On 2018-03-19 22:51, Paul Eggert wrote abput my proposal to change the switches on 1883-11-18 in the US to a single instant:
But we have a reliable eyewitness account that New York had two noons that day. See the quotation from William F. Allen in the "northamerica" file, taken from Bartky's 1989 paper <http://dx.doi.org/10.2307/3105430>. So the New York switch cannot have been at 18:00 GMT that day, as that would have meant two instances of 13:00, not two instances of 12:00. Bartky writes that it was called the "day of two noons" because eastern parts of the new zones observed noon twice, which wouldn't have happened if everyone switched at 18:00 GMT.
Allen also wrote that New York got its time signal from the Naval Observatory, not from the Allegheny Observatory. Back then, different observatories were competing for the time-setting business. Perhaps the SpaceWatchtower sources included Allegheny partisans? (It's hard to tell from its source list.)
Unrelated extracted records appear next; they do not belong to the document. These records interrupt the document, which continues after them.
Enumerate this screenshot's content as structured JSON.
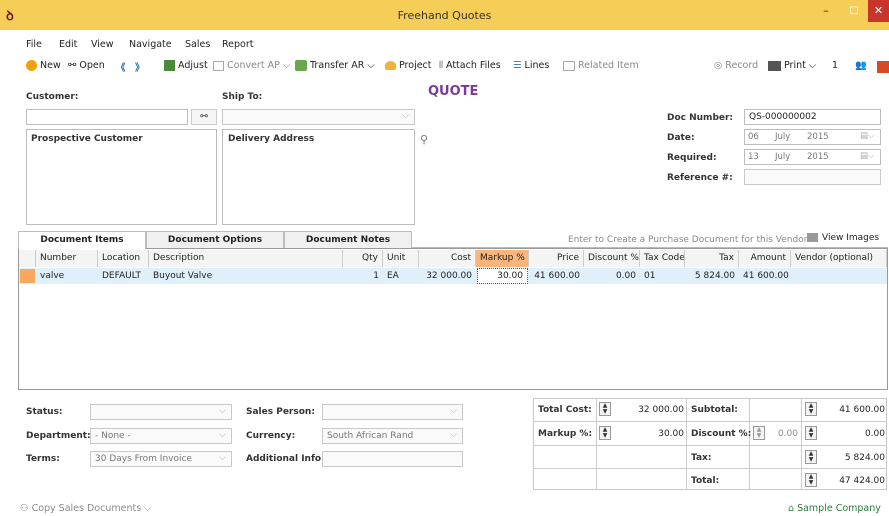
{
  "window": {
    "title": "Freehand Quotes",
    "minimize": "–",
    "maximize": "□",
    "close": "✕"
  },
  "menu": [
    "File",
    "Edit",
    "View",
    "Navigate",
    "Sales",
    "Report"
  ],
  "toolbar": {
    "new": "New",
    "open": "Open",
    "adjust": "Adjust",
    "convert_ap": "Convert AP",
    "transfer_ar": "Transfer AR",
    "project": "Project",
    "attach": "Attach Files",
    "lines": "Lines",
    "related": "Related Item",
    "record": "Record",
    "print": "Print",
    "print_count": "1"
  },
  "form": {
    "heading": "QUOTE",
    "customer_label": "Customer:",
    "ship_to_label": "Ship To:",
    "customer_address": "Prospective Customer",
    "delivery_address": "Delivery Address",
    "doc_number_label": "Doc Number:",
    "doc_number": "QS-000000002",
    "date_label": "Date:",
    "date": {
      "day": "06",
      "month": "July",
      "year": "2015"
    },
    "required_label": "Required:",
    "required": {
      "day": "13",
      "month": "July",
      "year": "2015"
    },
    "reference_label": "Reference #:"
  },
  "tabs": [
    "Document Items",
    "Document Options",
    "Document Notes"
  ],
  "vendor_hint": "Enter to Create a Purchase Document for this Vendor",
  "view_images": "View Images",
  "grid": {
    "headers": [
      "Number",
      "Location",
      "Description",
      "Qty",
      "Unit",
      "Cost",
      "Markup %",
      "Price",
      "Discount %",
      "Tax Code",
      "Tax",
      "Amount",
      "Vendor (optional)"
    ],
    "rows": [
      [
        "valve",
        "DEFAULT",
        "Buyout Valve",
        "1",
        "EA",
        "32 000.00",
        "30.00",
        "41 600.00",
        "0.00",
        "01",
        "5 824.00",
        "41 600.00",
        ""
      ]
    ]
  },
  "bottom": {
    "status_label": "Status:",
    "department_label": "Department:",
    "department": "- None -",
    "terms_label": "Terms:",
    "terms": "30 Days From Invoice",
    "sales_person_label": "Sales Person:",
    "currency_label": "Currency:",
    "currency": "South African Rand",
    "additional_label": "Additional Info:"
  },
  "totals": {
    "total_cost_label": "Total Cost:",
    "total_cost": "32 000.00",
    "markup_label": "Markup %:",
    "markup": "30.00",
    "subtotal_label": "Subtotal:",
    "subtotal": "41 600.00",
    "discount_label": "Discount %:",
    "discount_pct": "0.00",
    "discount": "0.00",
    "tax_label": "Tax:",
    "tax": "5 824.00",
    "total_label": "Total:",
    "total": "47 424.00"
  },
  "status_bar": {
    "copy": "Copy Sales Documents",
    "company": "Sample Company"
  }
}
It's possible that parts of the US switched at around 12:00 local time while other parts switched at 18:00 GMT; but if that's the case, I'd like sources for which parts switched which way.
Yes, I do not know a primary source supporting my propsal, so you are right to ignore it. On the other hand, one cannot trust [Bartky 1989] in this technical matter: he implies on [page 49] that the railway time scales switching on 1883-11-18 started the new scale with 1883-11-18 + 12 h while he reproduces a primary source on [p 50] that shows that the new scale in Louisville, KY started with 1883-11-18 + 10 h, so that no "double noon" could occur. Michael Deckers.